Characterization of a novel synapse-specific protein. II. cDNA cloning and sequence analysis of the F1-20 protein.

The F1-20 protein is a novel neuronal-specific, synapse-associated protein that is expressed nonuniformly in mouse brain. Expression of the F1-20 protein is developmentally regulated in a pattern coincident with active synaptogenesis and synaptic maturation. Here we report the cloning of the cDNA sequence for the F1-20 protein. We found two distinct isoforms of F1-20 cDNA that differed by the presence of 15 additional nucleotides, which does not interrupt the open reading frame. RNase protection analysis and PCR amplification of mouse brain RNA revealed that both isoforms are present in cellular RNA. It is likely that the two F1-20 mRNA isoforms are derived from RNA splicing events utilizing alternative 3' acceptor sites. Analysis of the deduced amino acid sequence for the complete open reading frame revealed that the predominant F1-20 mRNA encodes an 896 amino acid polypeptide with a molecular weight of 91,319 Da.
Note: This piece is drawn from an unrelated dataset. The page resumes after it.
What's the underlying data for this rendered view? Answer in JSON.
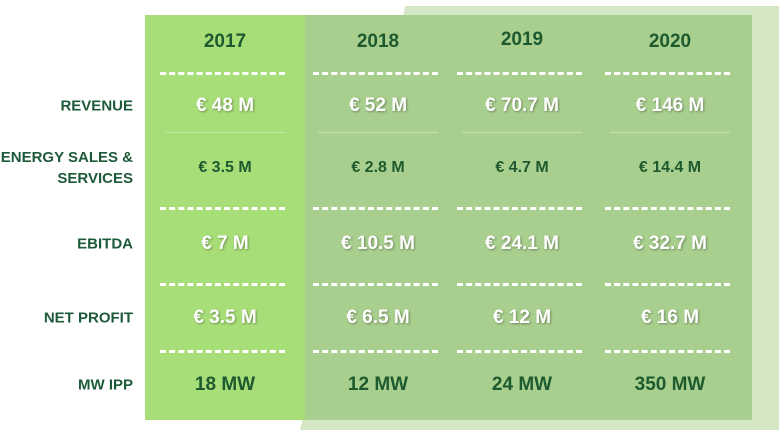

The deduced amino acid sequence does not contain a signal sequence, or any extensive hydrophobic regions. The deduced amino acid sequence does contain a number of consensus sequences for protein kinases. Searches of the protein and nucleic acid sequence data bases revealed that the F1-20 protein has not been previously characterized at the primary structure level, although a weak similarity was found between rabbit calpastatin and the C-terminal portion of the F1-20 protein. We then determined biochemically that the F1-20 protein is a substrate for Ca(2+)-dependent proteolysis, which is specifically inhibited by calpain inhibitors in vitro. This indicates that the F1-20 protein is a substrate for neuronal calpain. We observed that treatment of a synaptosomal lysate with alkaline phosphatase led to an increase in the electrophoretic mobility of the F1-20 protein, as well as to an increase in the sharpness of the electrophoretic band. This indicates that the F1-20 protein is phosphorylated in vivo.